Here is an edited and condensed version of our conversation.
Brief Take: How did the idea for the film first come to be?
Sarah Kolasky: We wanted to create something new and something we could create on our own terms because we had been watching friends of ours make these micro-budget features and they were getting screened at film festivals around the world. We thought, “Hey if they could do it, so could we”. We have our unique voice and it just made sense for us to collaborate as co-writers on this film.
BT: Was the finished result of Great Great Great similar to how you had originally conceived it or did it transform?
SK: Oh, it definitely transformed. We originally conceived of my character Lauren as sort of a pathological liar. *laughs* She was the ultimate people pleaser and was just constructing this web of lies around her to perform the version of herself that she thought each of her loved ones wanted to see. When we started writing and revising, we were like, “no, no, no, no, take all these out”. From there it transformed to her being someone that was eternally conflicted about her own relationship. And then she decides to pursue two avenues at once, getting engaged and having this affair with her boss.
BT: Will it be different when you cannot attend the screening?
SK: Oh! That’s interesting because so far we have been there for all of the screenings at the Canadian Film Fest and then Cinefest Sudbury. I would hope that people would want to continue the conversation after watching the film, either with their friends, or their partners, or to reach out to us and ask us questions. I’m totally open to answering them.
That’s what I really like about the festival screenings, that we always had really great Q&As afterwards, with people who were engaged in it. Even though it’s such a personal film to Adam and me, they would offer their own personal take and how they identified with it. It’s just so wonderful when people open up to you after watching your film.
BT: How is this film different than so many others?
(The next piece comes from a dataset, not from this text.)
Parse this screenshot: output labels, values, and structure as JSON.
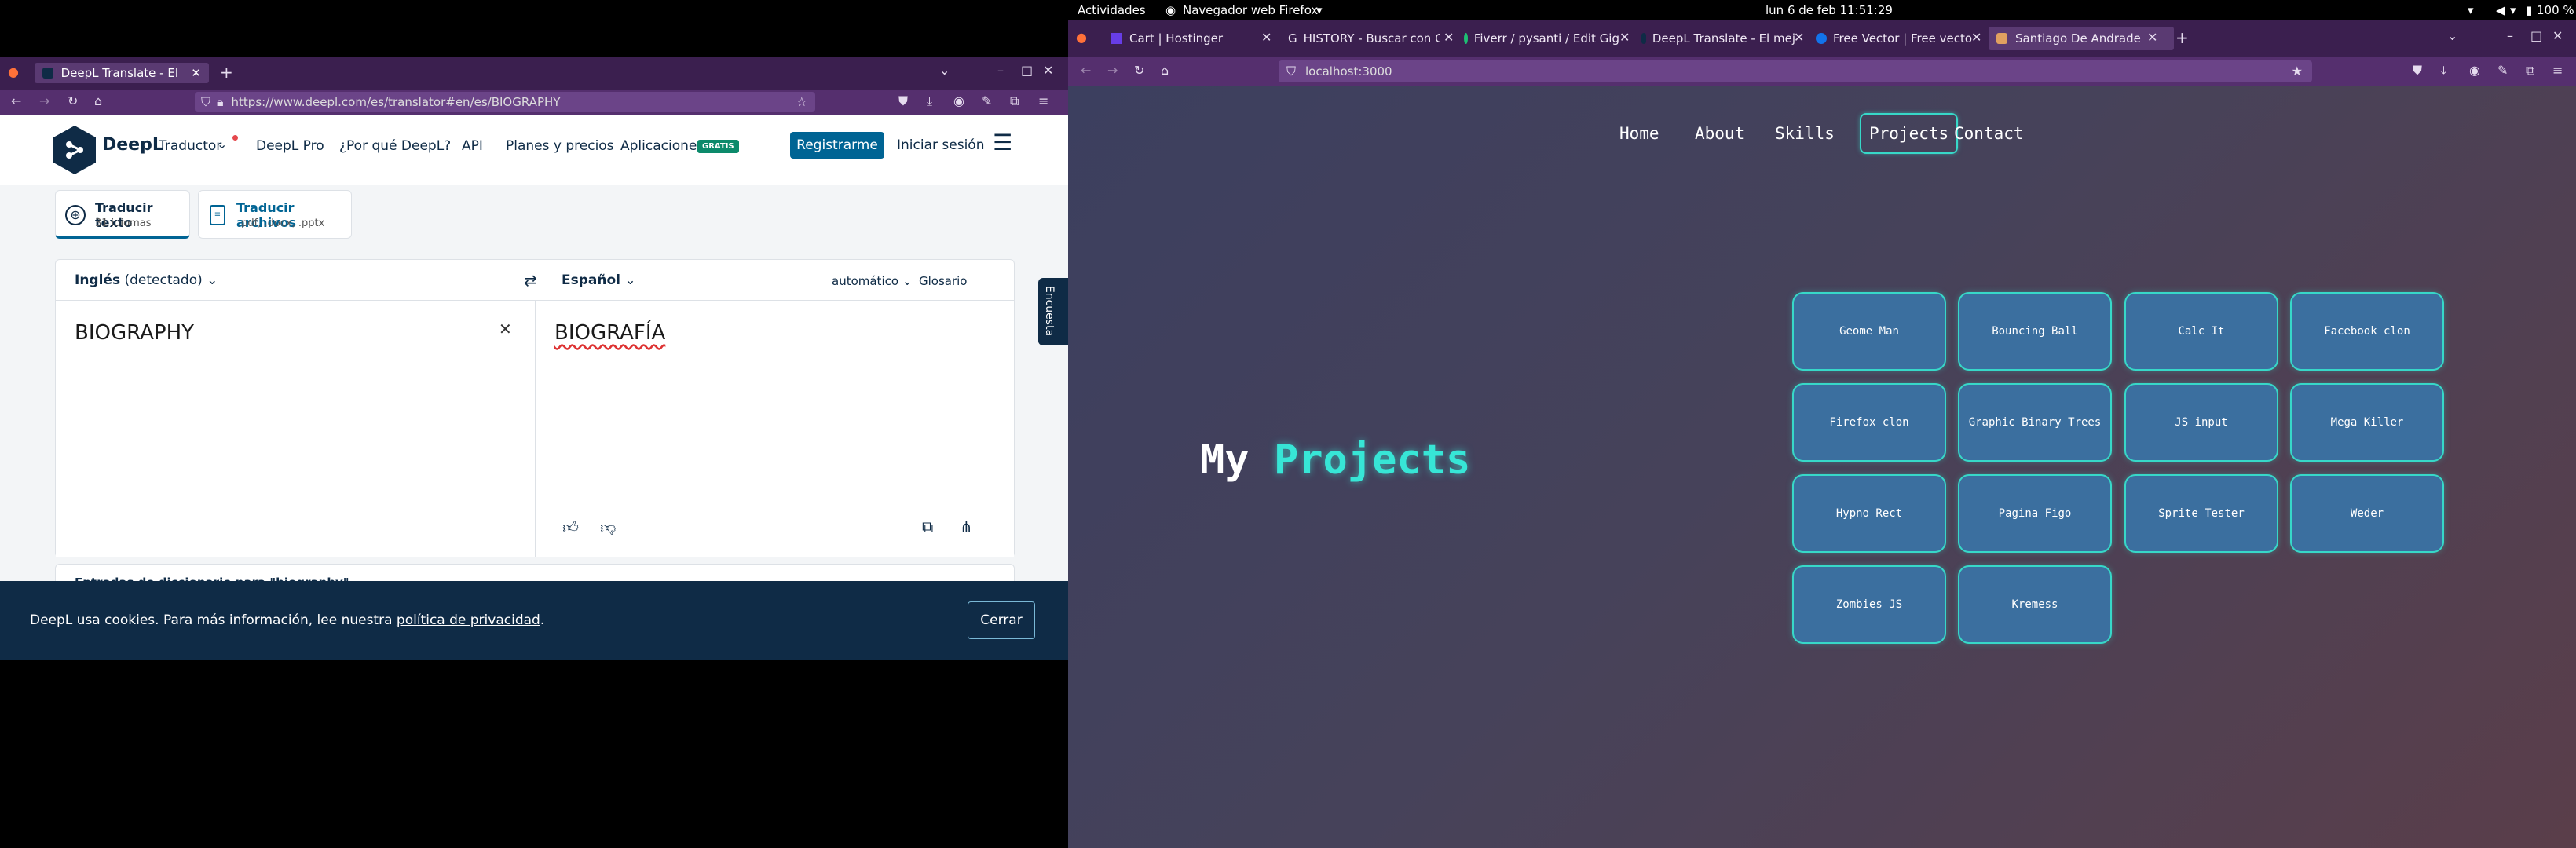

SK: So many films start with a woman being dumped and the rest of her life after that, and so we decided that we wanted to explore the middle of a relationship, where things are less clear, and that four or five year point in a relationship where you’re in love with this person, and maybe you should marry them, because that’s what everyone is expecting you to do, but is that actually the right choice? Or should you just blow everything up and move on to something else?